TVtiví frente al mar 20 años y me dijeron que lo echaría de menos. Pero no era cierto. Hay niños que aprendieron a jugar al fútbol en la playa de La Concha y les duele el estómago cuando les falta la brisa salobre, pero cuando hiciste el primer regate en El Rodeo, lo que te maltrata el alma es la ausencia de dehesa y lo intentas razonar: que si el mar te deprime con su grisura de otoño, que si te aburre por su uniformidad infinita... También te dices que la montaña te agobia porque te encierra y que la dehesa, sin embargo, es una síntesis de percepciones: tan variada como lo alpino, tan inmensa como la mar... En fin, razones forzadas que intentan explicar lo inefable, algo así como quien quiere poner en prosa el amor o la mística, sensaciones que se viven, pero no se entienden. En realidad, el mar, la dehesa o la montaña sólo se echan de menos si fueron el horizonte de tu asombro infantil.

Hay paisajes deseados y paisajes amados. Fijémonos en la decoración de los despachos. En las oficinas municipales de la costa gallega, administrativos y aparejadores animan las paredes con carteles de los Alpes y cuadros impresionistas de llanuras holandesas.
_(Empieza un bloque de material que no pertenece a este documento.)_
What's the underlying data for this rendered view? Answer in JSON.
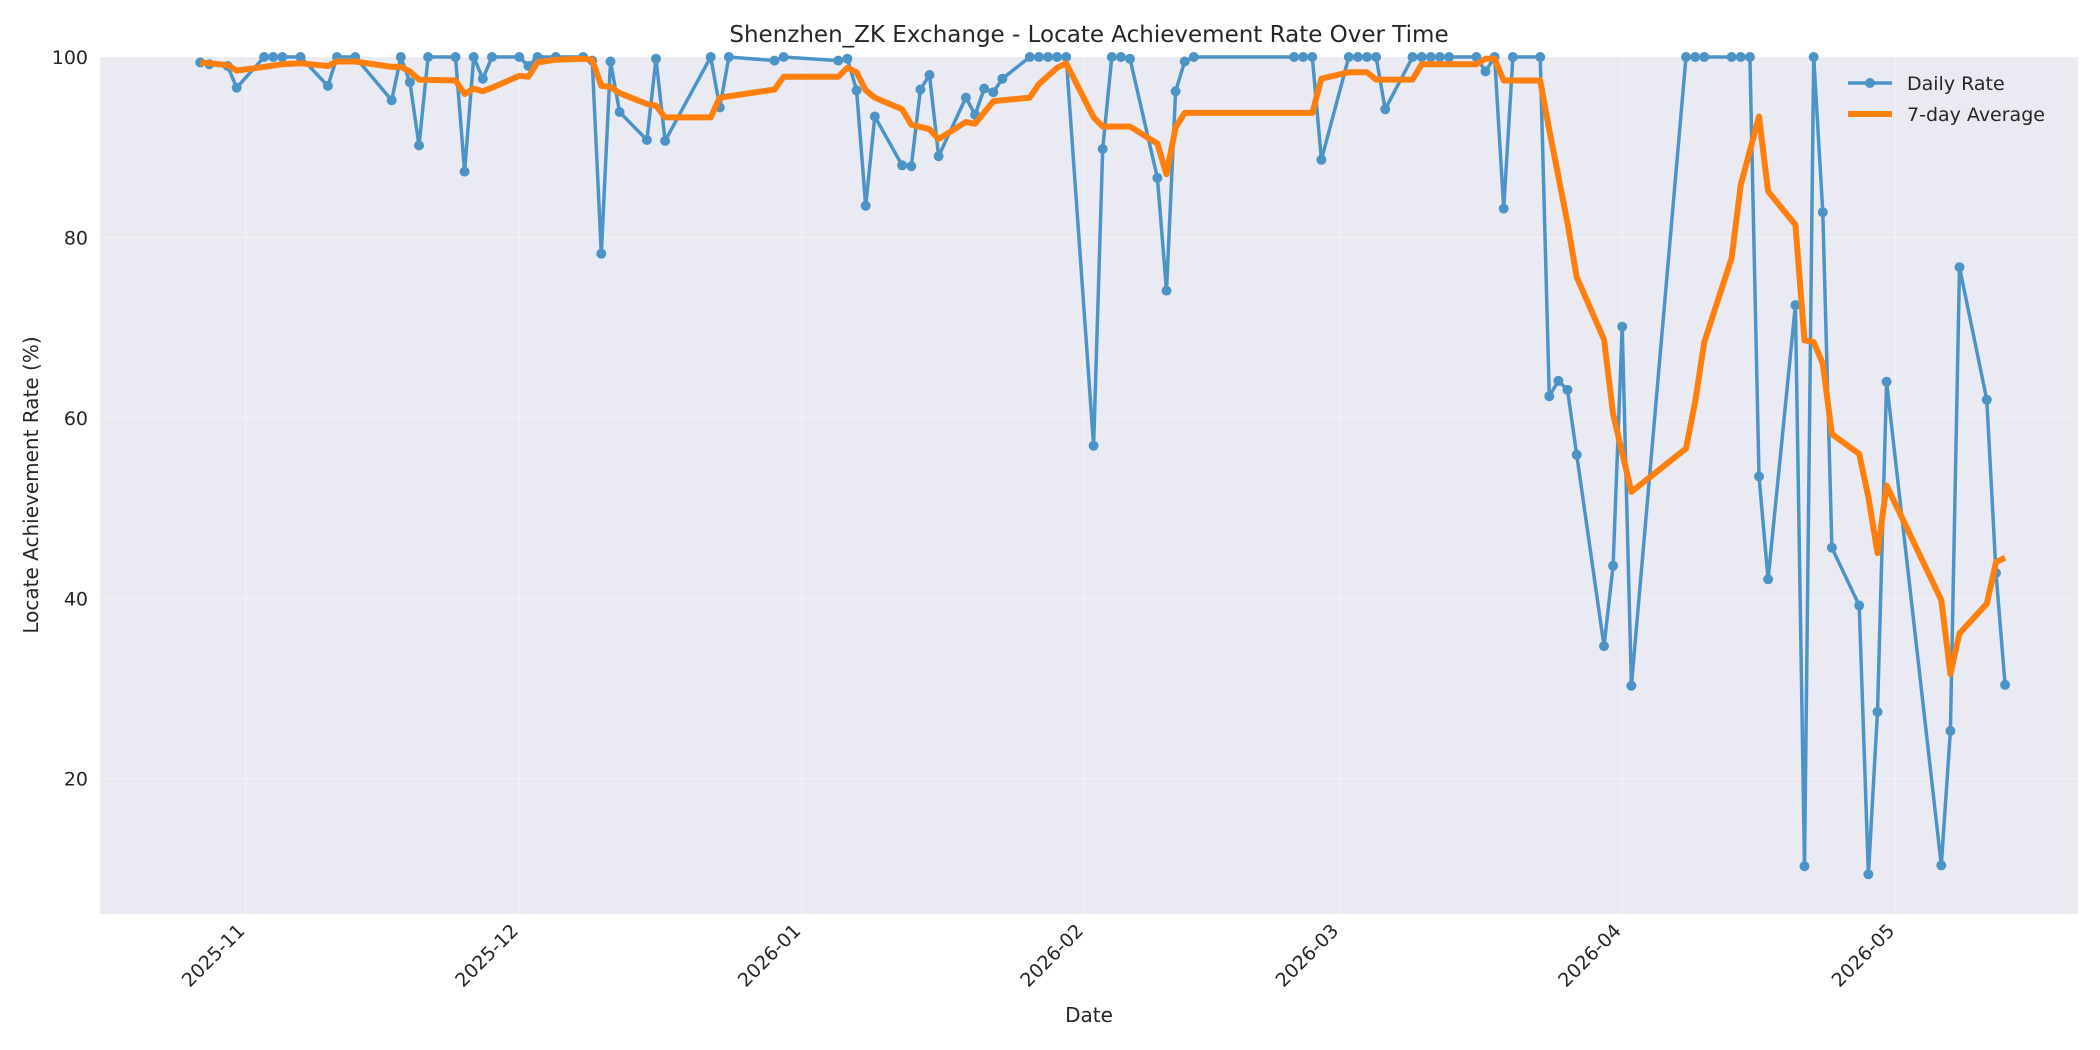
{
  "chart_data": {
    "type": "line",
    "title": "Shenzhen_ZK Exchange - Locate Achievement Rate Over Time",
    "xlabel": "Date",
    "ylabel": "Locate Achievement Rate (%)",
    "xlim": [
      "2025-10-16",
      "2026-05-21"
    ],
    "ylim": [
      5,
      100
    ],
    "y_ticks": [
      20,
      40,
      60,
      80,
      100
    ],
    "x_ticks": [
      "2025-11-01",
      "2025-12-01",
      "2026-01-01",
      "2026-02-01",
      "2026-03-01",
      "2026-04-01",
      "2026-05-01"
    ],
    "x_tick_labels": [
      "2025-11",
      "2025-12",
      "2026-01",
      "2026-02",
      "2026-03",
      "2026-04",
      "2026-05"
    ],
    "grid": true,
    "legend_position": "top-right",
    "colors": {
      "daily": "#4c94c6",
      "average": "#ff7f0e",
      "plot_bg": "#eaeaf2"
    },
    "series": [
      {
        "name": "Daily Rate",
        "style": "line-markers",
        "points": [
          [
            "2025-10-27",
            99.4
          ],
          [
            "2025-10-28",
            99.2
          ],
          [
            "2025-10-30",
            99.0
          ],
          [
            "2025-10-31",
            96.6
          ],
          [
            "2025-11-03",
            100
          ],
          [
            "2025-11-04",
            100
          ],
          [
            "2025-11-05",
            100
          ],
          [
            "2025-11-07",
            100
          ],
          [
            "2025-11-10",
            96.8
          ],
          [
            "2025-11-11",
            100
          ],
          [
            "2025-11-13",
            100
          ],
          [
            "2025-11-17",
            95.2
          ],
          [
            "2025-11-18",
            100
          ],
          [
            "2025-11-19",
            97.2
          ],
          [
            "2025-11-20",
            90.2
          ],
          [
            "2025-11-21",
            100
          ],
          [
            "2025-11-24",
            100
          ],
          [
            "2025-11-25",
            87.3
          ],
          [
            "2025-11-26",
            100
          ],
          [
            "2025-11-27",
            97.6
          ],
          [
            "2025-11-28",
            100
          ],
          [
            "2025-12-01",
            100
          ],
          [
            "2025-12-02",
            99.0
          ],
          [
            "2025-12-03",
            100
          ],
          [
            "2025-12-05",
            100
          ],
          [
            "2025-12-08",
            100
          ],
          [
            "2025-12-09",
            99.6
          ],
          [
            "2025-12-10",
            78.2
          ],
          [
            "2025-12-11",
            99.5
          ],
          [
            "2025-12-12",
            93.9
          ],
          [
            "2025-12-15",
            90.8
          ],
          [
            "2025-12-16",
            99.8
          ],
          [
            "2025-12-17",
            90.7
          ],
          [
            "2025-12-22",
            100
          ],
          [
            "2025-12-23",
            94.4
          ],
          [
            "2025-12-24",
            100
          ],
          [
            "2025-12-29",
            99.6
          ],
          [
            "2025-12-30",
            100
          ],
          [
            "2026-01-05",
            99.6
          ],
          [
            "2026-01-06",
            99.8
          ],
          [
            "2026-01-07",
            96.3
          ],
          [
            "2026-01-08",
            83.5
          ],
          [
            "2026-01-09",
            93.4
          ],
          [
            "2026-01-12",
            88.0
          ],
          [
            "2026-01-13",
            87.9
          ],
          [
            "2026-01-14",
            96.4
          ],
          [
            "2026-01-15",
            98.0
          ],
          [
            "2026-01-16",
            89.0
          ],
          [
            "2026-01-19",
            95.5
          ],
          [
            "2026-01-20",
            93.6
          ],
          [
            "2026-01-21",
            96.5
          ],
          [
            "2026-01-22",
            96.1
          ],
          [
            "2026-01-23",
            97.6
          ],
          [
            "2026-01-26",
            100
          ],
          [
            "2026-01-27",
            100
          ],
          [
            "2026-01-28",
            100
          ],
          [
            "2026-01-29",
            100
          ],
          [
            "2026-01-30",
            100
          ],
          [
            "2026-02-02",
            56.9
          ],
          [
            "2026-02-03",
            89.8
          ],
          [
            "2026-02-04",
            100
          ],
          [
            "2026-02-05",
            100
          ],
          [
            "2026-02-06",
            99.8
          ],
          [
            "2026-02-09",
            86.6
          ],
          [
            "2026-02-10",
            74.1
          ],
          [
            "2026-02-11",
            96.2
          ],
          [
            "2026-02-12",
            99.5
          ],
          [
            "2026-02-13",
            100
          ],
          [
            "2026-02-24",
            100
          ],
          [
            "2026-02-25",
            100
          ],
          [
            "2026-02-26",
            100
          ],
          [
            "2026-02-27",
            88.6
          ],
          [
            "2026-03-02",
            100
          ],
          [
            "2026-03-03",
            100
          ],
          [
            "2026-03-04",
            100
          ],
          [
            "2026-03-05",
            100
          ],
          [
            "2026-03-06",
            94.2
          ],
          [
            "2026-03-09",
            100
          ],
          [
            "2026-03-10",
            100
          ],
          [
            "2026-03-11",
            100
          ],
          [
            "2026-03-12",
            100
          ],
          [
            "2026-03-13",
            100
          ],
          [
            "2026-03-16",
            100
          ],
          [
            "2026-03-17",
            98.4
          ],
          [
            "2026-03-18",
            100
          ],
          [
            "2026-03-19",
            83.2
          ],
          [
            "2026-03-20",
            100
          ],
          [
            "2026-03-23",
            100
          ],
          [
            "2026-03-24",
            62.4
          ],
          [
            "2026-03-25",
            64.1
          ],
          [
            "2026-03-26",
            63.1
          ],
          [
            "2026-03-27",
            55.9
          ],
          [
            "2026-03-30",
            34.7
          ],
          [
            "2026-03-31",
            43.6
          ],
          [
            "2026-04-01",
            70.1
          ],
          [
            "2026-04-02",
            30.3
          ],
          [
            "2026-04-08",
            100
          ],
          [
            "2026-04-09",
            100
          ],
          [
            "2026-04-10",
            100
          ],
          [
            "2026-04-13",
            100
          ],
          [
            "2026-04-14",
            100
          ],
          [
            "2026-04-15",
            100
          ],
          [
            "2026-04-16",
            53.5
          ],
          [
            "2026-04-17",
            42.1
          ],
          [
            "2026-04-20",
            72.5
          ],
          [
            "2026-04-21",
            10.3
          ],
          [
            "2026-04-22",
            100
          ],
          [
            "2026-04-23",
            82.8
          ],
          [
            "2026-04-24",
            45.6
          ],
          [
            "2026-04-27",
            39.2
          ],
          [
            "2026-04-28",
            9.4
          ],
          [
            "2026-04-29",
            27.4
          ],
          [
            "2026-04-30",
            64.0
          ],
          [
            "2026-05-06",
            10.4
          ],
          [
            "2026-05-07",
            25.3
          ],
          [
            "2026-05-08",
            76.7
          ],
          [
            "2026-05-11",
            62.0
          ],
          [
            "2026-05-12",
            42.8
          ],
          [
            "2026-05-13",
            30.4
          ]
        ]
      },
      {
        "name": "7-day Average",
        "style": "thick-line",
        "points": [
          [
            "2025-10-27",
            99.4
          ],
          [
            "2025-10-29",
            99.2
          ],
          [
            "2025-10-30",
            99.1
          ],
          [
            "2025-10-31",
            98.5
          ],
          [
            "2025-11-03",
            98.9
          ],
          [
            "2025-11-05",
            99.2
          ],
          [
            "2025-11-07",
            99.3
          ],
          [
            "2025-11-10",
            99.0
          ],
          [
            "2025-11-11",
            99.5
          ],
          [
            "2025-11-13",
            99.5
          ],
          [
            "2025-11-17",
            98.9
          ],
          [
            "2025-11-18",
            98.9
          ],
          [
            "2025-11-19",
            98.4
          ],
          [
            "2025-11-20",
            97.5
          ],
          [
            "2025-11-24",
            97.4
          ],
          [
            "2025-11-25",
            95.9
          ],
          [
            "2025-11-26",
            96.5
          ],
          [
            "2025-11-27",
            96.2
          ],
          [
            "2025-11-28",
            96.6
          ],
          [
            "2025-12-01",
            97.9
          ],
          [
            "2025-12-02",
            97.8
          ],
          [
            "2025-12-03",
            99.4
          ],
          [
            "2025-12-05",
            99.7
          ],
          [
            "2025-12-08",
            99.8
          ],
          [
            "2025-12-09",
            99.7
          ],
          [
            "2025-12-10",
            96.8
          ],
          [
            "2025-12-11",
            96.7
          ],
          [
            "2025-12-12",
            96.0
          ],
          [
            "2025-12-15",
            94.8
          ],
          [
            "2025-12-16",
            94.6
          ],
          [
            "2025-12-17",
            93.3
          ],
          [
            "2025-12-22",
            93.3
          ],
          [
            "2025-12-23",
            95.5
          ],
          [
            "2025-12-29",
            96.4
          ],
          [
            "2025-12-30",
            97.8
          ],
          [
            "2026-01-05",
            97.8
          ],
          [
            "2026-01-06",
            98.8
          ],
          [
            "2026-01-07",
            98.3
          ],
          [
            "2026-01-08",
            96.3
          ],
          [
            "2026-01-09",
            95.5
          ],
          [
            "2026-01-12",
            94.2
          ],
          [
            "2026-01-13",
            92.5
          ],
          [
            "2026-01-15",
            92.0
          ],
          [
            "2026-01-16",
            90.9
          ],
          [
            "2026-01-19",
            92.8
          ],
          [
            "2026-01-20",
            92.6
          ],
          [
            "2026-01-22",
            95.1
          ],
          [
            "2026-01-26",
            95.5
          ],
          [
            "2026-01-27",
            97.0
          ],
          [
            "2026-01-29",
            98.8
          ],
          [
            "2026-01-30",
            99.3
          ],
          [
            "2026-02-02",
            93.3
          ],
          [
            "2026-02-03",
            92.3
          ],
          [
            "2026-02-06",
            92.3
          ],
          [
            "2026-02-09",
            90.4
          ],
          [
            "2026-02-10",
            87.0
          ],
          [
            "2026-02-11",
            92.2
          ],
          [
            "2026-02-12",
            93.8
          ],
          [
            "2026-02-13",
            93.8
          ],
          [
            "2026-02-26",
            93.8
          ],
          [
            "2026-02-27",
            97.6
          ],
          [
            "2026-03-02",
            98.3
          ],
          [
            "2026-03-04",
            98.3
          ],
          [
            "2026-03-05",
            97.5
          ],
          [
            "2026-03-09",
            97.5
          ],
          [
            "2026-03-10",
            99.2
          ],
          [
            "2026-03-16",
            99.2
          ],
          [
            "2026-03-17",
            99.8
          ],
          [
            "2026-03-18",
            99.8
          ],
          [
            "2026-03-19",
            97.4
          ],
          [
            "2026-03-23",
            97.4
          ],
          [
            "2026-03-24",
            91.9
          ],
          [
            "2026-03-26",
            81.6
          ],
          [
            "2026-03-27",
            75.6
          ],
          [
            "2026-03-30",
            68.7
          ],
          [
            "2026-03-31",
            60.4
          ],
          [
            "2026-04-02",
            51.8
          ],
          [
            "2026-04-08",
            56.6
          ],
          [
            "2026-04-09",
            61.8
          ],
          [
            "2026-04-10",
            68.4
          ],
          [
            "2026-04-13",
            77.7
          ],
          [
            "2026-04-14",
            85.8
          ],
          [
            "2026-04-16",
            93.4
          ],
          [
            "2026-04-17",
            85.1
          ],
          [
            "2026-04-20",
            81.4
          ],
          [
            "2026-04-21",
            68.6
          ],
          [
            "2026-04-22",
            68.4
          ],
          [
            "2026-04-23",
            66.0
          ],
          [
            "2026-04-24",
            58.2
          ],
          [
            "2026-04-27",
            56.0
          ],
          [
            "2026-04-28",
            51.2
          ],
          [
            "2026-04-29",
            45.0
          ],
          [
            "2026-04-30",
            52.5
          ],
          [
            "2026-05-06",
            39.8
          ],
          [
            "2026-05-07",
            31.6
          ],
          [
            "2026-05-08",
            36.1
          ],
          [
            "2026-05-11",
            39.4
          ],
          [
            "2026-05-12",
            44.0
          ],
          [
            "2026-05-13",
            44.5
          ]
        ]
      }
    ]
  }
}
En Cáceres, Mérida o Badajoz, es muy corriente encontrarse con imágenes de acantilados cantábricos y gargantas de la Vera. Deseamos los paisajes que en la infancia no tuvimos, pero amamos las dehesas y los llanos que nos marcaron de niños. Para saciar el deseo, compramos apartamentos en Matalascañas y refugios en Gata, pero a cada poco regresamos a los orígenes: nos puede la horizontalidad del llano, la necesidad de la dehesa.